Revenue dans la campagne des élections municipales de mars 2026 à Annecy, la question de l’éclairage public nocturne aura marqué la fin du mandat, à la suite d’un fait divers.
Au début de l’année 2025, une agression sexuelle a bousculé la majorité municipale d’Annecy, la poussant à revenir en partie sur l’extinction de l’éclairage public la nuit. L’affaire remonte à la nuit du 17 au 18 janvier, quand une femme de 27 ans a été agressée sexuellement en sortant du bus, dans un quartier où la municipalité éteignait les lampadaires entre 1h et 5h du matin dans le cadre d’une expérimentation lancée en 2022 dans un contexte de transition énergétique et de maîtrise des dépenses.
Le 24 mars suivant en conseil municipal, deux mois après ce fait divers, et suite à une « enquête citoyenne » de 2024, l’exécutif annonce plusieurs adaptations pour « trouver un bon équilibre » entre sobriété et sécurité.
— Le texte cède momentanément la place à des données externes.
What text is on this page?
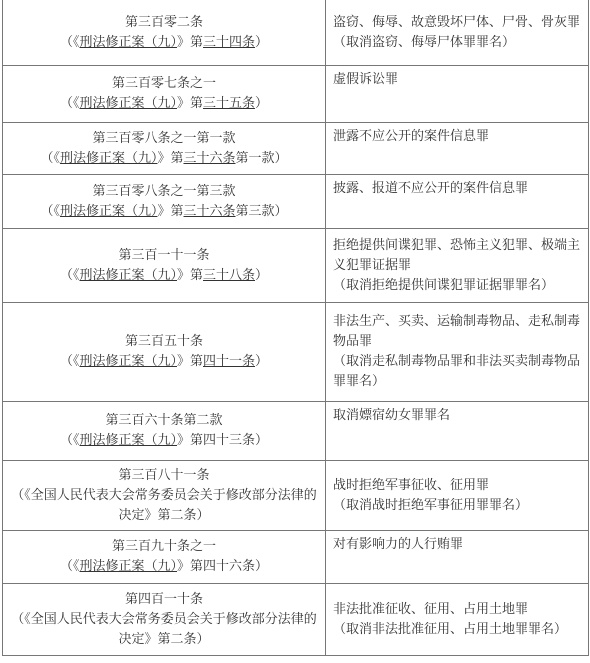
第三百零二条
（《刑法修正案（九）》第三十四条）	盗窃、侮辱、故意毁坏尸体、尸骨、骨灰罪
（取消盗窃、侮辱尸体罪罪名）

第三百零七条之一
（《刑法修正案（九）》第三十五条）	虚假诉讼罪

第三百零八条之一第一款
（《刑法修正案（九）》第三十六条第一款）	泄露不应公开的案件信息罪

第三百零八条之一第三款
（《刑法修正案（九）》第三十六条第三款）	披露、报道不应公开的案件信息罪

第三百一十一条
（《刑法修正案（九）》第三十八条）	拒绝提供间谍犯罪、恐怖主义犯罪、极端主义犯罪证据罪
（取消拒绝提供间谍犯罪证据罪罪名）

第三百五十条
（《刑法修正案（九）》第四十一条）	非法生产、买卖、运输制毒物品、走私制毒物品罪
（取消走私制毒物品罪和非法买卖制毒物品罪罪名）

第三百六十条第二款
（《刑法修正案（九）》第四十三条）	取消嫖宿幼女罪罪名

第三百八十一条
（《全国人民代表大会常务委员会关于修改部分法律的决定》第二条）	战时拒绝军事征收、征用罪
（取消战时拒绝军事征用罪罪名）

第三百九十条之一
（《刑法修正案（九）》第四十六条）	对有影响力的人行贿罪

第四百一十条
（《全国人民代表大会常务委员会关于修改部分法律的决定》第二条）	非法批准征收、征用、占用土地罪
（取消非法批准征用、占用土地罪罪名）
La plage horaire d’extinction est ramenée à 2h-5h du matin, et l’éclairage rallumé les vendredis et samedis, autour des ronds-points des grands axes et lors de grands événements. Dans les zones équipées en LED, la baisse de l’intensité de la lumière est désormais systématisée plutôt que l’extinction.
Un enjeu de la campagne
Un an après, le sujet est loin d’être éteint et revient au premier plan pour la campagne des élections municipales de mars 2026. « Une rue non-éclairée, c’est une rue qui par essence est anxiogène et permet aux actes de délinquance de se focaliser dans ces quartiers-là », martèle Guillaume Roit-Levêque, candidat du RN. Son message : il rallumera la nuit.